Then Enron happened. oops. Now natural gas has tripled in price and the vast majority of combustion turbines are sitting idle waiting for dramatically higher power costs or dramatically lower natural gas prices.

So we are back to coal.

If we were to wave our magic Harry Potter wands and chant "ignitus carborundum" or something like that and be able to replace all coal fired power plants with some new yet to be developed technology, we would still need coal mining to support the steel industry. With diminished demand for coal, prices would drop as mines would close, putting thousands in the industry out of work. When enough mines closed for pricing to recover, the remaining mines would have the steel industry at its knees. If you push on the balloon in one place, it goes out somewhere else.

If you divert fields to corn for ethanol production, and corn prices soar because of a spark in interest in ethanol, then corn feed for cows gets expensive, beef prices go up and cheese prices double. Push on the balloon in one place and it goes out somewhere else.

Closing down nuclear power plant construction 30 years ago pushed on the balloon in a big way and we are still watching it go out.

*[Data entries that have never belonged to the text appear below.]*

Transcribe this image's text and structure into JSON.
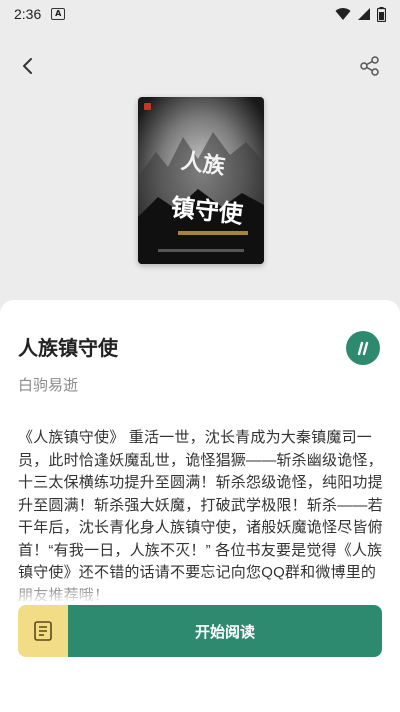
{
  "status": {
    "time": "2:36",
    "a_icon": "A"
  },
  "nav": {
    "back_icon": "chevron-left-icon",
    "share_icon": "share-icon"
  },
  "book": {
    "title": "人族镇守使",
    "author": "白驹易逝",
    "cover_title": "人族镇守使",
    "description": "《人族镇守使》 重活一世，沈长青成为大秦镇魔司一员，此时恰逢妖魔乱世，诡怪猖獗——斩杀幽级诡怪，十三太保横练功提升至圆满！斩杀怨级诡怪，纯阳功提升至圆满！斩杀强大妖魔，打破武学极限！斩杀——若干年后，沈长青化身人族镇守使，诸般妖魔诡怪尽皆俯首！“有我一日，人族不灭！” 各位书友要是觉得《人族镇守使》还不错的话请不要忘记向您QQ群和微博里的朋友推荐哦！"
  },
  "actions": {
    "read_label": "开始阅读",
    "toc_icon": "list-icon"
  },
  "colors": {
    "accent": "#2e8a6f",
    "toc_bg": "#f3dc86"
  }
}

Don't worry too much about reducing your personal carbon footprint, that will just cause something else to happen unless we develop a holistic approach to energy policy in the US and globally.

I meander around don't I?

Linked In

For those of you who have not discovered LinkedIn as yet, I can hardily recommend it for accessing a wide network of professionals globally.

Since I was introduced to the grown-up's version of myspace or facebook, I have really gotten engaged in asking questions, answering questions and being of service where possible.

I hasn't become an obsession yet, but I can seee my ADD dancing around the fringes.

Check it out: www.linkedin.com

Being of Service

Starting next Wednesday I am going to be engaged in an intensive course on being of service...........

My wife is having foot surgery and will be unable to put any weight on her foot for 6 to 9 weeks!!!

I wouldn't say I am lazy, although she might, but she has spoiled me rotten, cooking really healthy meals, grocery shopping, keeping the house clean, etc. etc. ( I do grill, like most men, we that's helping).

We also have a recent addition to the family, Sadie, a beagle shih tzu mix that is without question, the cutest puppy on the planet. Our vet says Sadie could rule the world!! She does however have more energy than I do and she and my 6 year old schnauzer don't always see eye to eye. Sadie being still very puppy like things she's the center of the universe.

So starting next Wednesday I am going to be in an intensive course on being of service to my wife, pur puppy, etc. etc.

Wish me luck........well patience........

I will keep you posted on how the course is going and what new insights I have gained.

Thursday, August 16, 2007

Popping my Cherry, so to speak..........

OK Everyone,


Lalita invited me to contribute to the totalteam blog and I accepted. I thought, "Yeah, it's about time to put my toe in the water of the blogosphere".

My wife keeps asking me, "what's the big deal about blogs?" "Why do people do it?" "What's the point?"

All good questions. I have been reading a number of blogs for a brief time and have found myself learning from people that I had not even known before.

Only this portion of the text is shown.